A recent report claimed that the upcoming iPhone 13 models would feature low earth orbit (LEO) satellite communication connectivity, allowing users to make calls and send messages in areas without cellular coverage.
However, in the “Power On” newsletter, Mark Gurman claimed that satellite communications will be included, but only for handsets “in select markets.”
Specifically, Gurman says we should expect the new communication method to be used during emergencies and disasters – like plane crashes, reports iMore.
Some mobile analysts and communication experts recently denied the speculation related to satellite communication connectivity for iPhone 13 series.

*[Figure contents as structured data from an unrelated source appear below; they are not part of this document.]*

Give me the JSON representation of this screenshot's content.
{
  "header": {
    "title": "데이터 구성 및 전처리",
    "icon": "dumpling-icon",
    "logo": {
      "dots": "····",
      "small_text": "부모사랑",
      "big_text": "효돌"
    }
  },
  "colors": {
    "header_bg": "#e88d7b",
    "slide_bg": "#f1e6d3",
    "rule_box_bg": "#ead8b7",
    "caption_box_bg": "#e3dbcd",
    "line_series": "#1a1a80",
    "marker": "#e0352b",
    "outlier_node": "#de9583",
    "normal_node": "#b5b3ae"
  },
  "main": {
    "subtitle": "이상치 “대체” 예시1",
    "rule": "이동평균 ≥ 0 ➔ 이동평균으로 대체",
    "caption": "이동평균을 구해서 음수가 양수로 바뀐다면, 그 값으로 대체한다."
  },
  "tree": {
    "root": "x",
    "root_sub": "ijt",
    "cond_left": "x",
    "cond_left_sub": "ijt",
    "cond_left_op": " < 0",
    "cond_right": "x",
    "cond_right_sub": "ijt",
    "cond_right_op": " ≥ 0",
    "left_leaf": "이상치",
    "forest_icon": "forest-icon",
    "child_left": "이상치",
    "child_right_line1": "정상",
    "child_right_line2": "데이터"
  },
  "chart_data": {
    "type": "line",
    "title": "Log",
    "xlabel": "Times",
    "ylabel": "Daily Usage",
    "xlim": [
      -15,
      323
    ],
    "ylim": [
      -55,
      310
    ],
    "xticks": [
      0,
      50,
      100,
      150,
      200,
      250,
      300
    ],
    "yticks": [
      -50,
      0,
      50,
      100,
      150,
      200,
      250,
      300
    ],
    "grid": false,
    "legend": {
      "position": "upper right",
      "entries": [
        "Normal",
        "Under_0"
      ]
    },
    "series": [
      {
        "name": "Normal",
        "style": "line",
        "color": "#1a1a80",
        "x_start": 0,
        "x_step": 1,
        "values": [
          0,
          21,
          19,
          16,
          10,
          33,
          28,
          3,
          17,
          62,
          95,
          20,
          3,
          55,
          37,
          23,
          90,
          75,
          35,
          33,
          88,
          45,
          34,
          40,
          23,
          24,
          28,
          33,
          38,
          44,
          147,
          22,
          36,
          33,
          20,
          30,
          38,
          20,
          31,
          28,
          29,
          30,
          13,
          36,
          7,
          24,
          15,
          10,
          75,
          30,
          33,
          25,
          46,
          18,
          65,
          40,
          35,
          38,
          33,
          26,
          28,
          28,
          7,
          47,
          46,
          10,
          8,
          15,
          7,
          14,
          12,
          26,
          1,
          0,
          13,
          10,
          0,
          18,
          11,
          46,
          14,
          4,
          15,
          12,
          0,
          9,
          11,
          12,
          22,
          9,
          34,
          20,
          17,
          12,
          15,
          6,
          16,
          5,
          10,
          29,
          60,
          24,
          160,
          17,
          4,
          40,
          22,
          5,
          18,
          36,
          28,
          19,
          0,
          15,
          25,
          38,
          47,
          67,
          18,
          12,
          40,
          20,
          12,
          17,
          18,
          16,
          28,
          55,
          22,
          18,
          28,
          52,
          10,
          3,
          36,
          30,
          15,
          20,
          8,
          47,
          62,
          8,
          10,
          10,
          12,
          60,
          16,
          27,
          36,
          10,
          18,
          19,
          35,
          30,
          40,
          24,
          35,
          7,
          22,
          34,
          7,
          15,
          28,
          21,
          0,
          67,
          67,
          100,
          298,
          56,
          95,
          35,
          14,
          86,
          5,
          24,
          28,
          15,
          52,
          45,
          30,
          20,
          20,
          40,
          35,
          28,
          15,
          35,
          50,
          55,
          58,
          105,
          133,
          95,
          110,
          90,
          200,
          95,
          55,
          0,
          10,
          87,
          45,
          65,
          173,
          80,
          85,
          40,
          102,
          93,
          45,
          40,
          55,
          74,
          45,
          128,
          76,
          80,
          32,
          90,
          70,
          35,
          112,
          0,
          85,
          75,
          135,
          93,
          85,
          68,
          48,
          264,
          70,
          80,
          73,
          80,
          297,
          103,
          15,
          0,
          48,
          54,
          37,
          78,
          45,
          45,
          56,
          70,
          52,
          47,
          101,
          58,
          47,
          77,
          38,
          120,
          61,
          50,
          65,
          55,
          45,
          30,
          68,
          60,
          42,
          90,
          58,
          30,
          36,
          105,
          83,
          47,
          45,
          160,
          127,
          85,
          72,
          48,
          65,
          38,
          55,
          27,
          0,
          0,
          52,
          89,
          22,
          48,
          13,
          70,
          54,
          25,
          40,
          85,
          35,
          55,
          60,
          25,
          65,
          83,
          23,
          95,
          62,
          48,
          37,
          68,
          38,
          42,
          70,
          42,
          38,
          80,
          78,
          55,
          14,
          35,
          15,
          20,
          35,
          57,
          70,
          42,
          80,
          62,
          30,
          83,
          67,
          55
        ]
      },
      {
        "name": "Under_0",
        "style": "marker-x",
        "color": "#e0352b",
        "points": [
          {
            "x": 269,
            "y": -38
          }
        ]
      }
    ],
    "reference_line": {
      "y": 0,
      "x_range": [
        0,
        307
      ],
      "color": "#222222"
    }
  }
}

The upcoming custom chip for iPhone 13, which is expected to be able to connect with satellites, was not able to do so.
According to PCMag analyst Sascha Segan, the new Qualcomm chip, made in partnership with satellite company Globalstar, does not mean that the next iPhone will be able to communicate with satellites. The chip will be able to take advantage of satellite bands that were previously assigned to satellite service.
Additionally, cybersecurity expert Robert Graham noted that iPhone 13 models will use the downlink satellite communication channel, which occupies the 2.4835 GHz to 2.4950 GHz band and wouldn’t support the phone-to-satellite communication, which is approved for terrestrial use.
Earlier, Apple analyst Ming-Chi Kuo said that the upcoming lineup would feature hardware that is able to connect to LEO satellites. This could allow iPhone 13 users to make calls and send messages without the need for a 4G or 5G cellular connection.